First, note that there are no verbs in this poem, making it only a juxtaposition of two images. I use that word, juxtaposition, not to be pretentious but to convey a sense of visual placement, as if the poet were a painter and these images are visibly beside each other as if in a painting. The semicolon is an interesting choice. Given that Pound described this poem as an equation, and that the semicolon can be used to (somewhat paradoxically) link related, independent clauses, it functions as an equal sign, providing two ways of expressing a similar thing. Whereas 2 + 2 and 4 are figures or symbols that express the same "quantity," the "apparition of these faces in the crowd" and "petals on a wet, black bough" express a similar "quality."

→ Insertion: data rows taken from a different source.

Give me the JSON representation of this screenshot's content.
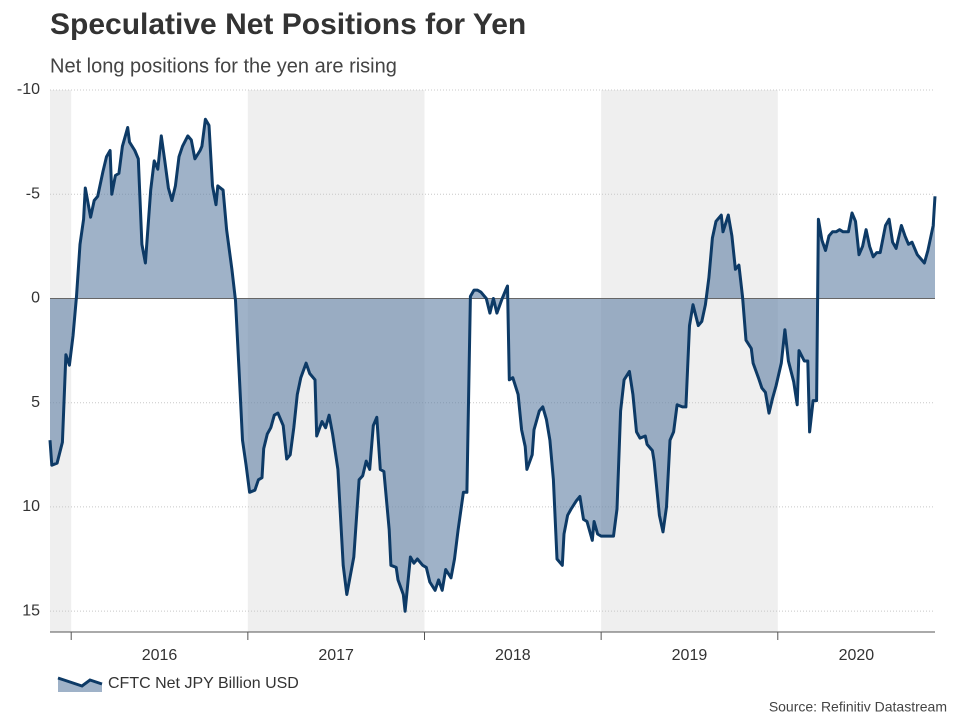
{
  "chart_data": {
    "type": "area",
    "title": "Speculative Net Positions for Yen",
    "subtitle": "Net long positions for the yen are rising",
    "source": "Source: Refinitiv Datastream",
    "inverted_y": true,
    "ylim": [
      -10,
      16
    ],
    "yticks": [
      -10,
      -5,
      0,
      5,
      10,
      15
    ],
    "xlim": [
      2015.88,
      2020.89
    ],
    "xticks": [
      2016,
      2017,
      2018,
      2019,
      2020
    ],
    "grid": true,
    "legend": "bottom-left",
    "series": [
      {
        "name": "CFTC Net JPY Billion USD",
        "color": "#0d3a66",
        "fill": "#5f7fa3",
        "x": [
          2015.88,
          2015.89,
          2015.92,
          2015.95,
          2015.97,
          2015.99,
          2016.01,
          2016.03,
          2016.05,
          2016.07,
          2016.08,
          2016.11,
          2016.13,
          2016.15,
          2016.18,
          2016.2,
          2016.22,
          2016.23,
          2016.25,
          2016.27,
          2016.29,
          2016.32,
          2016.33,
          2016.36,
          2016.38,
          2016.4,
          2016.42,
          2016.45,
          2016.47,
          2016.49,
          2016.51,
          2016.53,
          2016.55,
          2016.57,
          2016.59,
          2016.61,
          2016.63,
          2016.66,
          2016.68,
          2016.7,
          2016.73,
          2016.74,
          2016.76,
          2016.78,
          2016.8,
          2016.82,
          2016.83,
          2016.86,
          2016.88,
          2016.91,
          2016.93,
          2016.95,
          2016.97,
          2016.99,
          2017.01,
          2017.04,
          2017.06,
          2017.08,
          2017.09,
          2017.11,
          2017.13,
          2017.15,
          2017.17,
          2017.2,
          2017.22,
          2017.24,
          2017.26,
          2017.28,
          2017.3,
          2017.33,
          2017.35,
          2017.38,
          2017.39,
          2017.42,
          2017.44,
          2017.46,
          2017.48,
          2017.51,
          2017.54,
          2017.56,
          2017.58,
          2017.6,
          2017.63,
          2017.65,
          2017.67,
          2017.69,
          2017.71,
          2017.73,
          2017.75,
          2017.77,
          2017.8,
          2017.81,
          2017.84,
          2017.85,
          2017.88,
          2017.89,
          2017.92,
          2017.94,
          2017.96,
          2017.99,
          2018.01,
          2018.03,
          2018.06,
          2018.08,
          2018.1,
          2018.12,
          2018.15,
          2018.17,
          2018.19,
          2018.22,
          2018.24,
          2018.26,
          2018.28,
          2018.3,
          2018.32,
          2018.35,
          2018.37,
          2018.39,
          2018.41,
          2018.44,
          2018.46,
          2018.47,
          2018.48,
          2018.5,
          2018.53,
          2018.55,
          2018.57,
          2018.58,
          2018.61,
          2018.62,
          2018.65,
          2018.67,
          2018.69,
          2018.71,
          2018.73,
          2018.75,
          2018.78,
          2018.79,
          2018.81,
          2018.83,
          2018.86,
          2018.88,
          2018.9,
          2018.92,
          2018.95,
          2018.96,
          2018.98,
          2019.0,
          2019.03,
          2019.05,
          2019.07,
          2019.09,
          2019.11,
          2019.13,
          2019.16,
          2019.18,
          2019.2,
          2019.22,
          2019.25,
          2019.26,
          2019.29,
          2019.3,
          2019.33,
          2019.35,
          2019.37,
          2019.39,
          2019.41,
          2019.43,
          2019.46,
          2019.48,
          2019.5,
          2019.52,
          2019.55,
          2019.57,
          2019.59,
          2019.61,
          2019.63,
          2019.65,
          2019.68,
          2019.69,
          2019.72,
          2019.74,
          2019.76,
          2019.78,
          2019.8,
          2019.82,
          2019.85,
          2019.86,
          2019.89,
          2019.91,
          2019.93,
          2019.95,
          2019.97,
          2019.99,
          2020.02,
          2020.04,
          2020.06,
          2020.09,
          2020.11,
          2020.12,
          2020.15,
          2020.17,
          2020.18,
          2020.2,
          2020.22,
          2020.23,
          2020.25,
          2020.27,
          2020.29,
          2020.31,
          2020.33,
          2020.35,
          2020.37,
          2020.4,
          2020.42,
          2020.44,
          2020.46,
          2020.48,
          2020.5,
          2020.52,
          2020.54,
          2020.56,
          2020.58,
          2020.61,
          2020.63,
          2020.65,
          2020.67,
          2020.7,
          2020.72,
          2020.74,
          2020.76,
          2020.79,
          2020.81,
          2020.83,
          2020.85,
          2020.88,
          2020.89
        ],
        "values": [
          6.8,
          8.0,
          7.9,
          6.9,
          2.7,
          3.2,
          1.8,
          -0.1,
          -2.6,
          -3.8,
          -5.3,
          -3.9,
          -4.7,
          -4.9,
          -6.1,
          -6.8,
          -7.1,
          -5.0,
          -5.9,
          -6.0,
          -7.3,
          -8.2,
          -7.5,
          -7.1,
          -6.7,
          -2.6,
          -1.7,
          -5.2,
          -6.6,
          -6.2,
          -7.8,
          -6.6,
          -5.3,
          -4.7,
          -5.4,
          -6.8,
          -7.3,
          -7.8,
          -7.6,
          -6.7,
          -7.1,
          -7.3,
          -8.6,
          -8.3,
          -5.4,
          -4.5,
          -5.4,
          -5.2,
          -3.3,
          -1.4,
          0.1,
          3.4,
          6.8,
          8.0,
          9.3,
          9.2,
          8.7,
          8.6,
          7.2,
          6.5,
          6.2,
          5.6,
          5.5,
          6.1,
          7.7,
          7.5,
          6.2,
          4.6,
          3.8,
          3.1,
          3.6,
          3.9,
          6.6,
          5.9,
          6.2,
          5.6,
          6.5,
          8.2,
          12.8,
          14.2,
          13.3,
          12.4,
          8.7,
          8.5,
          7.8,
          8.2,
          6.1,
          5.7,
          8.2,
          8.3,
          11.1,
          12.8,
          12.9,
          13.5,
          14.2,
          15.0,
          12.4,
          12.7,
          12.5,
          12.8,
          12.9,
          13.6,
          14.0,
          13.5,
          14.0,
          13.0,
          13.4,
          12.5,
          11.1,
          9.3,
          9.3,
          -0.1,
          -0.4,
          -0.4,
          -0.3,
          0.0,
          0.7,
          0.0,
          0.7,
          0.0,
          -0.4,
          -0.6,
          3.9,
          3.8,
          4.6,
          6.3,
          7.1,
          8.2,
          7.5,
          6.3,
          5.4,
          5.2,
          5.8,
          6.8,
          8.7,
          12.5,
          12.8,
          11.3,
          10.4,
          10.1,
          9.7,
          9.5,
          10.6,
          10.7,
          11.6,
          10.7,
          11.3,
          11.4,
          11.4,
          11.4,
          11.4,
          10.1,
          5.4,
          3.9,
          3.5,
          4.6,
          6.4,
          6.7,
          6.6,
          7.0,
          7.3,
          7.8,
          10.4,
          11.2,
          10.0,
          6.8,
          6.4,
          5.1,
          5.2,
          5.2,
          1.3,
          0.3,
          1.3,
          1.1,
          0.3,
          -1.0,
          -2.9,
          -3.7,
          -4.0,
          -3.2,
          -4.0,
          -3.0,
          -1.4,
          -1.6,
          -0.1,
          2.0,
          2.4,
          3.1,
          3.8,
          4.3,
          4.5,
          5.5,
          4.8,
          4.2,
          3.1,
          1.5,
          3.0,
          4.0,
          5.1,
          2.5,
          3.0,
          3.0,
          6.4,
          4.9,
          4.9,
          -3.8,
          -2.8,
          -2.3,
          -3.0,
          -3.2,
          -3.2,
          -3.3,
          -3.2,
          -3.2,
          -4.1,
          -3.7,
          -2.1,
          -2.5,
          -3.3,
          -2.5,
          -2.0,
          -2.2,
          -2.2,
          -3.5,
          -3.8,
          -2.7,
          -2.4,
          -3.5,
          -3.0,
          -2.6,
          -2.7,
          -2.1,
          -1.9,
          -1.7,
          -2.3,
          -3.5,
          -4.9
        ]
      }
    ]
  }
}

There are no linking words such as the simile links "as" and "like." Pound was trying to focus on the images themselves, making the leap from one image to another, making the leap from faces to the petal metaphor a leap of imagination; not a leap that is literally spelled out on the page as if it were a technical manual. As there are no verbs, nothing "happens" in the poem; unless you consider the work of the equation as the work - in other words, the imaginative leap that the poem encourages.
The poem is a hokku, the precursor to the more widely known haiku. Hokku was often an introduction to a longer poem but could also be a pairing of images, usually with no linking words. This is called parataxis. With respect to this poem, it is often referred to (by Pound, I think) as super-position; one image "on top" of another. "On top" is tricky wording. While they are paginated one above the other, think of the abstract nature of a numerical equation; one is not necessarily above, below, to the right; etc. 2 + 2 and 4 are concepts and therefore meanings that are related but that relationship is not relegated to certain spaces in space and time. They just are: related but independent. In physics, superposition refers to a particle that can be in two places at one time; again, somehow beyond space-time.
As for the words themselves, it is open to the reader's own semantic interpretation. But I think it's clear that apparition (ghost, and suddenly "appearing," French), faces - petals, and wet, black bough is a rainy backdrop. Perhaps it is a gloomy, yet somehow inspirational vision of the sudden "equating" of a ghostly group of beautiful faces before a metro in the rain with the likewise ghostly petals, if those petals are no longer attached to the plant. So, life, or the ephemerality of it, is the connecting metaphor in this interpretation and the poet "sees" this as suddenly (appear, apparition); as a revelation which can be as sudden and abstract as 2 + 2 = 4. The meaning is subjective.